State communications regulator Roskomnadzor said on Wednesday it had blocked a website that hosted the personal data of a number of corporate customers. He did not name the companies.

Russia’s second-largest bank, VTB (VTBR.MM), was quoted by media as saying that some customers’ phone numbers had been leaked but there was no risk to their funds.

E-commerce player Wildberries and online marketplace Avito denied reports from Russian media that their data had been leaked.

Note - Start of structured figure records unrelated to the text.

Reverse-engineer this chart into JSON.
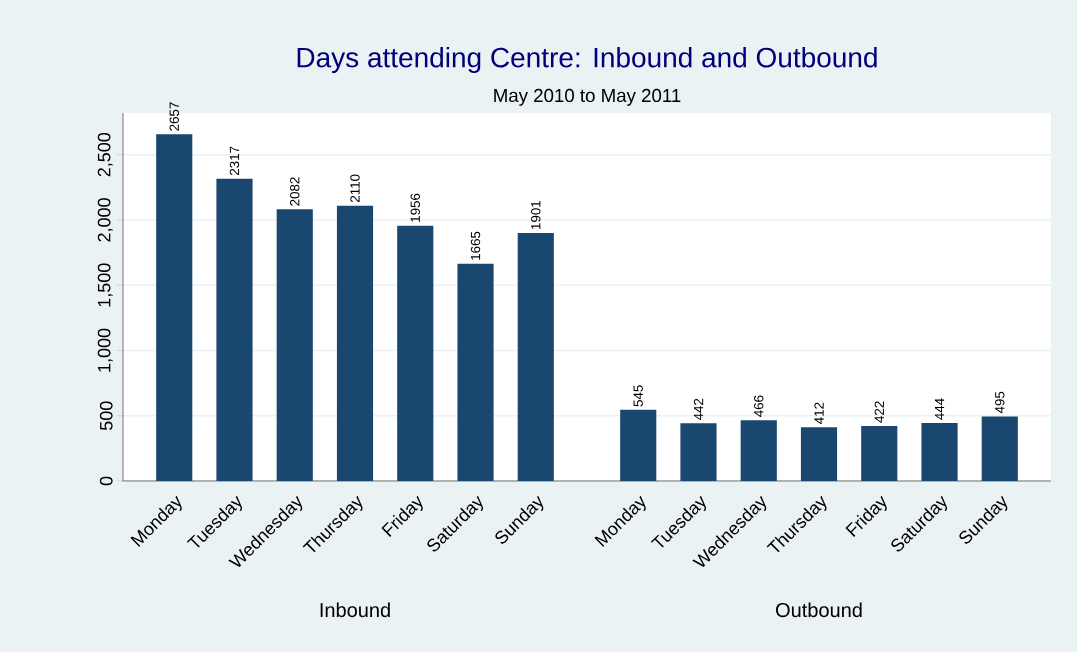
{
  "chart_data": [
    {
      "type": "bar",
      "title": "Days attending Centre: Inbound and Outbound",
      "subtitle": "May 2010 to May 2011",
      "xlabel": "Inbound",
      "categories": [
        "Monday",
        "Tuesday",
        "Wednesday",
        "Thursday",
        "Friday",
        "Saturday",
        "Sunday"
      ],
      "values": [
        2657,
        2317,
        2082,
        2110,
        1956,
        1665,
        1901
      ],
      "color": "#1a476f",
      "ylim": [
        0,
        2820
      ],
      "yticks": [
        0,
        500,
        {
          "value": 1000,
          "label": "1,000"
        },
        {
          "value": 1500,
          "label": "1,500"
        },
        {
          "value": 2000,
          "label": "2,000"
        },
        {
          "value": 2500,
          "label": "2,500"
        }
      ],
      "grid": "y",
      "data_labels": true
    },
    {
      "type": "bar",
      "xlabel": "Outbound",
      "categories": [
        "Monday",
        "Tuesday",
        "Wednesday",
        "Thursday",
        "Friday",
        "Saturday",
        "Sunday"
      ],
      "values": [
        545,
        442,
        466,
        412,
        422,
        444,
        495
      ],
      "color": "#1a476f",
      "ylim": [
        0,
        2820
      ],
      "yticks": [
        0,
        500,
        1000,
        1500,
        2000,
        2500
      ],
      "grid": "y",
      "data_labels": true,
      "tick_labels": "x"
    }
  ]
}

A data leak in early March revealed the personal details of more than 58,000 people on tech giant Yandex’s (YNDX.O) food delivery app, Yandex.Eda. Read more

Yandex.Eda competitor Delivery Club apologized to users on Friday after suffering a data leak on orders placed by users.

“The data includes order information and does not affect bank details. We are doing our best to prevent the data from being disseminated,” TASS news agency quoted the company as saying.

Hacking attacks this month kept video hosting site RuTube offline for three days and changed satellite TV menus in Moscow on Victory Day, when Russia marked the 77th anniversary of the Soviet Union victory over Nazi Germany. Read more

Moscow has long sought to improve its national internet infrastructure, even disconnecting from the global internet during tests last summer.

However, the unprecedented Western barrage of sanctions imposed in response to Moscow’s military campaign in Ukraine has increased pressure to make Russian computer systems more resilient.